日本の社会の仕組みを変える

NHKウエッブニュースの、小熊英二さん「もうもたない!? 社会のしくみを変えるには」が参考になります。画面で読むには少々長く、私は紙に印刷して読んでいます。

・・・2019年7月に出版した本では、終身雇用や年功序列といった雇用慣行をはじめとした日本社会の構造を、雇用、教育、福祉の観点から横断的に分析し、解き明かしています。小熊さんは、「今の社会は、1970年代の仕組みのままで、もうもたなくなっている」といいます・・・

・・・「どのポジションから見るかによって、全然見え方の違う30年」だったと思いますね。日本社会の約26%に当たる、大企業の正社員や官庁勤めの人から見れば、「変わらなかった時代」。ただ、それ以外の人たちにとってみれば、かなり大きな変化があった時代だと思います。
最近書いた『日本社会のしくみ 雇用・教育・福祉の歴史社会学』という本で、私は現代日本での生き方を「大企業型」「地元型」「残余型」の3つの類型に分けて説明しました。
「大企業型」は、毎年、賃金が年功序列で上がっていく人たち。大学を出て大企業の正社員や官僚になった人などが代表です。「地元型」は、地元にとどまっている人。地元の学校を卒業して、農業や自営業、地方公務員、建設業などで働いている人が多いです。「大企業型」は、所得は多いものの、長時間労働や通勤時間が長く、地域社会につながりが薄い人が多い。「地元型」は、所得は比較的少ないものの、地域コミュニティーを担い、持ち家や田んぼがあったり、人間関係が豊かだったりします。
ただ、平成の時代に増加してきたのが、所得も低く、人間関係も希薄という「残余型」。都市部の非正規労働者などがその象徴です。

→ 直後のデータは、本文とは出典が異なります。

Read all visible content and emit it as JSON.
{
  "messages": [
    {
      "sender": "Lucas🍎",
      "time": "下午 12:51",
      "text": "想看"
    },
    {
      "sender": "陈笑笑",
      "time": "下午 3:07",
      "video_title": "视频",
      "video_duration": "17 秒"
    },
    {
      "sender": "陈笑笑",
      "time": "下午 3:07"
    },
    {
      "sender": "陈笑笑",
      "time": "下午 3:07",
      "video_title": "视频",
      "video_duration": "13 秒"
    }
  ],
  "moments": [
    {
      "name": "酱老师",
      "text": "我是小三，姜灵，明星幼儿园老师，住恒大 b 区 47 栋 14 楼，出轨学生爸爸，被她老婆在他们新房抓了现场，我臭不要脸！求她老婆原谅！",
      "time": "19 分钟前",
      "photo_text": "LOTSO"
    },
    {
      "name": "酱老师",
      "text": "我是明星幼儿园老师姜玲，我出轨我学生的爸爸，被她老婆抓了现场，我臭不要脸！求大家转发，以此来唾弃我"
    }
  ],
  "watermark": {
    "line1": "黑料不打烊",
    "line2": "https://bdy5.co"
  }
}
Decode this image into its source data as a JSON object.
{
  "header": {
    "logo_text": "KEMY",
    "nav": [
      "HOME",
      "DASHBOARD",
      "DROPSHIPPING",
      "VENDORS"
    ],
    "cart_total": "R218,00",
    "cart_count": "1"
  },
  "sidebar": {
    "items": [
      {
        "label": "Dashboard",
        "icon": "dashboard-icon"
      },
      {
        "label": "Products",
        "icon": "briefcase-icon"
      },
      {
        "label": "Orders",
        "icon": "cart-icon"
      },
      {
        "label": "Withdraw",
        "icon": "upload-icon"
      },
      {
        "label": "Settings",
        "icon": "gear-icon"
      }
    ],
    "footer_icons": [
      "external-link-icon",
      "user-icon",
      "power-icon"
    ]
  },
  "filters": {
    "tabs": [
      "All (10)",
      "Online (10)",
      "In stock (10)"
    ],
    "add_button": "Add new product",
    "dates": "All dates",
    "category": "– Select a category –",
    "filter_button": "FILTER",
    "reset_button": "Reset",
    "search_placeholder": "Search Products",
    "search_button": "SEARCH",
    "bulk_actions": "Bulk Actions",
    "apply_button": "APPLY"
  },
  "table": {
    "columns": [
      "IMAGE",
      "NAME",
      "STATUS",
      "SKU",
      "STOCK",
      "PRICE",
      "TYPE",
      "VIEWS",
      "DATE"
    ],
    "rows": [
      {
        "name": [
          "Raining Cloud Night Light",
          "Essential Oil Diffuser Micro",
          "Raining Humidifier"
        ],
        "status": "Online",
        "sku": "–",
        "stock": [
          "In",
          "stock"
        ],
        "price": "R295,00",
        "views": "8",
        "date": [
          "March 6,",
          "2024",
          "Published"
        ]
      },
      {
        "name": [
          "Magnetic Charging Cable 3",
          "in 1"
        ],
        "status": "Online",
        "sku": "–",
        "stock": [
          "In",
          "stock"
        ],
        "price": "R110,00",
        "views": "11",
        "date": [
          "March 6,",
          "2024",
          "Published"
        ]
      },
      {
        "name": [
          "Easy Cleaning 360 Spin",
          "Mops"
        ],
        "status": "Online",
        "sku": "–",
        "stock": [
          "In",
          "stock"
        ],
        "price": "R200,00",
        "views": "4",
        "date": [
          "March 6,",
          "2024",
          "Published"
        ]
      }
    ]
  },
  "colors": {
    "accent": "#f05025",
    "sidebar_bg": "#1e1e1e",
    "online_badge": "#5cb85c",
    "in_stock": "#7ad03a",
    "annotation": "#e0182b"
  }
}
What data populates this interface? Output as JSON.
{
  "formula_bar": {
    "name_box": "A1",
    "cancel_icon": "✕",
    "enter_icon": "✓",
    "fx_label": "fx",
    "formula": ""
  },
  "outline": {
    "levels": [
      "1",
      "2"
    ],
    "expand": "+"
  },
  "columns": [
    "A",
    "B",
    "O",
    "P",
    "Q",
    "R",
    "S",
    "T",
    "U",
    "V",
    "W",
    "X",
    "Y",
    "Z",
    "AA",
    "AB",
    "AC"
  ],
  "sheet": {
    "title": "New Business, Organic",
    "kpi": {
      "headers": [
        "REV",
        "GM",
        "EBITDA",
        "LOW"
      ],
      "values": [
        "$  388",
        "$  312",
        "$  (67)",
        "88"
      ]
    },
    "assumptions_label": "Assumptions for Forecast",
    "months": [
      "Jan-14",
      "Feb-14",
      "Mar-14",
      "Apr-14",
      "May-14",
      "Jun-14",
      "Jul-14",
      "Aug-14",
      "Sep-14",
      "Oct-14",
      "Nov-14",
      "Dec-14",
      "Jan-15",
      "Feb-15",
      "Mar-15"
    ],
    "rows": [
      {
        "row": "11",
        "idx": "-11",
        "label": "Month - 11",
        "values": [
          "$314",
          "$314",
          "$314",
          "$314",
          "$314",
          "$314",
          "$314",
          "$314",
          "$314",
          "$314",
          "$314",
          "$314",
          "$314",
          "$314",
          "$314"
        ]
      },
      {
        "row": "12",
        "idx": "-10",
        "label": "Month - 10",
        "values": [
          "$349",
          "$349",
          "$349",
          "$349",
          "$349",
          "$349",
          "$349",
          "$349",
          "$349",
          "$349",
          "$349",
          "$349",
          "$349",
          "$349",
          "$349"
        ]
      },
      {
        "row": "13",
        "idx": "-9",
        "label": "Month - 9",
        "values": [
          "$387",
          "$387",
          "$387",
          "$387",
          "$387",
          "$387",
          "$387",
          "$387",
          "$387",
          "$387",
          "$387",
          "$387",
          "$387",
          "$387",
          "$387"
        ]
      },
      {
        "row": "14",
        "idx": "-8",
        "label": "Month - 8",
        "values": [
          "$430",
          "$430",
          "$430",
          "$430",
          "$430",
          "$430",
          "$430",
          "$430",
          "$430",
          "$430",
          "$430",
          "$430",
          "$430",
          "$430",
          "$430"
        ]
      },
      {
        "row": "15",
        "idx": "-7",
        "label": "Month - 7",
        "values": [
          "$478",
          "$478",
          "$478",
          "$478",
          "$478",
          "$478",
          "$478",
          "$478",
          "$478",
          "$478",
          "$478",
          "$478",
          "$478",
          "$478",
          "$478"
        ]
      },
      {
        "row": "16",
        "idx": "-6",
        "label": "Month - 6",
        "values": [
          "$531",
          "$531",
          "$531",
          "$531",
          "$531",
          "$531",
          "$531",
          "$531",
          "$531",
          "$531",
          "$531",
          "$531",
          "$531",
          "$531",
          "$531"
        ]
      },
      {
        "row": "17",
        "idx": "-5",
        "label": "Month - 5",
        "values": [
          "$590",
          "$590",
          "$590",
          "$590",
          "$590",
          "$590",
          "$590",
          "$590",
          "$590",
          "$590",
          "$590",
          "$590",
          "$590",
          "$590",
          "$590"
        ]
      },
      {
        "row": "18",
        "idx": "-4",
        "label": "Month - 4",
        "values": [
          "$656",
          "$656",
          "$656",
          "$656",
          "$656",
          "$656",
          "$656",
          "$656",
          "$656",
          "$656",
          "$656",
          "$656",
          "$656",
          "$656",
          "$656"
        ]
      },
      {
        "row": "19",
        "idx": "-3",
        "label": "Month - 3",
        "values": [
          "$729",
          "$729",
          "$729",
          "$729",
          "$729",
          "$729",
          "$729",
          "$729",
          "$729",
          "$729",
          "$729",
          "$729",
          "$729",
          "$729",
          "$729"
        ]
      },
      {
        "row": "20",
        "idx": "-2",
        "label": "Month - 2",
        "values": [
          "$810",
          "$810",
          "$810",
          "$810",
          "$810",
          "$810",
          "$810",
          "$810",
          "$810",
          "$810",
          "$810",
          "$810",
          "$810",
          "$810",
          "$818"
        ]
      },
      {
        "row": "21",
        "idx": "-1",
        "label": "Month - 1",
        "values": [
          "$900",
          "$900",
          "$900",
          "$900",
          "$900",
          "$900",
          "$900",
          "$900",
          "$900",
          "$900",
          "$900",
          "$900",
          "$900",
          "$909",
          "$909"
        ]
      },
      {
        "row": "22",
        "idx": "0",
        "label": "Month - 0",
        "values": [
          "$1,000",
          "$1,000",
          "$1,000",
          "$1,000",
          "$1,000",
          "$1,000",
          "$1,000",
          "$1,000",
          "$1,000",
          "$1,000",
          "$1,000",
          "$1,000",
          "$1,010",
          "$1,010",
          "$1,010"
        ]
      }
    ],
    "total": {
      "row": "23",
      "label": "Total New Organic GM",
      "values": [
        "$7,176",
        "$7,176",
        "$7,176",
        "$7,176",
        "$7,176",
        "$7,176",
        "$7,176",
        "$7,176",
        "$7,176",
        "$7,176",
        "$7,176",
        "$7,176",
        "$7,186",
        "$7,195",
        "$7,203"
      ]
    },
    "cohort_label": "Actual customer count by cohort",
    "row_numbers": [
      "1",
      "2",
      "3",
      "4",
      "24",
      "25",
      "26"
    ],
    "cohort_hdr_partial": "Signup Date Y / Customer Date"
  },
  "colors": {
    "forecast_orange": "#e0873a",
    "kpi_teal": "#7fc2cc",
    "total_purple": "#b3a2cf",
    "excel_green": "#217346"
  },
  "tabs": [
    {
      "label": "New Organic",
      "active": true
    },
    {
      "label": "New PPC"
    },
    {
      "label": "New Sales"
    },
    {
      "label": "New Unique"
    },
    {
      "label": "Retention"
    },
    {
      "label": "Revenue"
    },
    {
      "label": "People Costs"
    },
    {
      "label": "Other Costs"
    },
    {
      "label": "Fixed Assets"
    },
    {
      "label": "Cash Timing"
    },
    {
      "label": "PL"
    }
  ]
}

これらの3つの類型を先行研究などをもとに2017年のデータで推計したところ、「大企業型」が約26%、「地元型」が約36%、「残余型」が約38%となりました。
このうち「大企業型」の割合は1982年から2017年までほとんど変化がなかったのです。日本社会の約26%にあたる「大企業型」の人たちの雇用形態や働き方は70年代初めに完成した「社会のしくみ」です。平成は、大枠で言えば、国際環境が大きく変わる中で、この「社会のしくみ」を無理にもたせてきた時代だったと言えると思います・・・

・・・70年代後半から80年代は、日本は、いわば今の中国みたいな位置にありました。つまり、世界の工場です。しかも当時は東西冷戦のさなかでしたから西側陣営の工場です。冷戦が終わると、その日本の地位は失われていくことになりました・・・

・・・日本は近代化が遅かった国だったので、先進国に比べてソーシャルキャピタル(地域のつながりや人間関係)がとても豊かでした。だから、行政は方針だけは出すけれども、地域のことは地域で、業界のことは業界でやってくださいという、そういう姿勢でやってきたからでしょう。
これまでの日本は、非常に安上がりな国家だったと思います。地域社会の力にあぐらをかいて、行政職員を増やさないでやってきた。なんでそんな安上がりな国家が築けたかと言えば、遅れて近代化したがゆえに、地域社会の関係が多かったからだと思います。自治会長か中学校の先生に聞けば、その地域のどこの家族が貧困であるか、おおかたわかる。つい最近までそういう社会でした。
ところが、それがもたなくなってきました。地域社会を支えていた自営業の人々、具体的には町内会や自治会や商店会を担ってきた人々が、高齢化するか、非正規雇用に移動している。そうなれば、地域のつながりは希薄になります。そうなると、行政が自治会や業界団体に方針を示しても、地域の末端や業界の末端まで、それが行きわたらなくなりました。私は、基本的には、他の先進国の基準程度には、公務員を増やさないとこれからもたないと思います・・・

私は、連載「公共を創る」で、同じような趣旨で、日本社会の変化とその対応に遅れている行政や日本人の意識を指摘しています。平成時代が、その曲がり角でした。10月から掲載される「第1章3(4)変貌した社会への対応」が、この小熊さんの主張と重なります。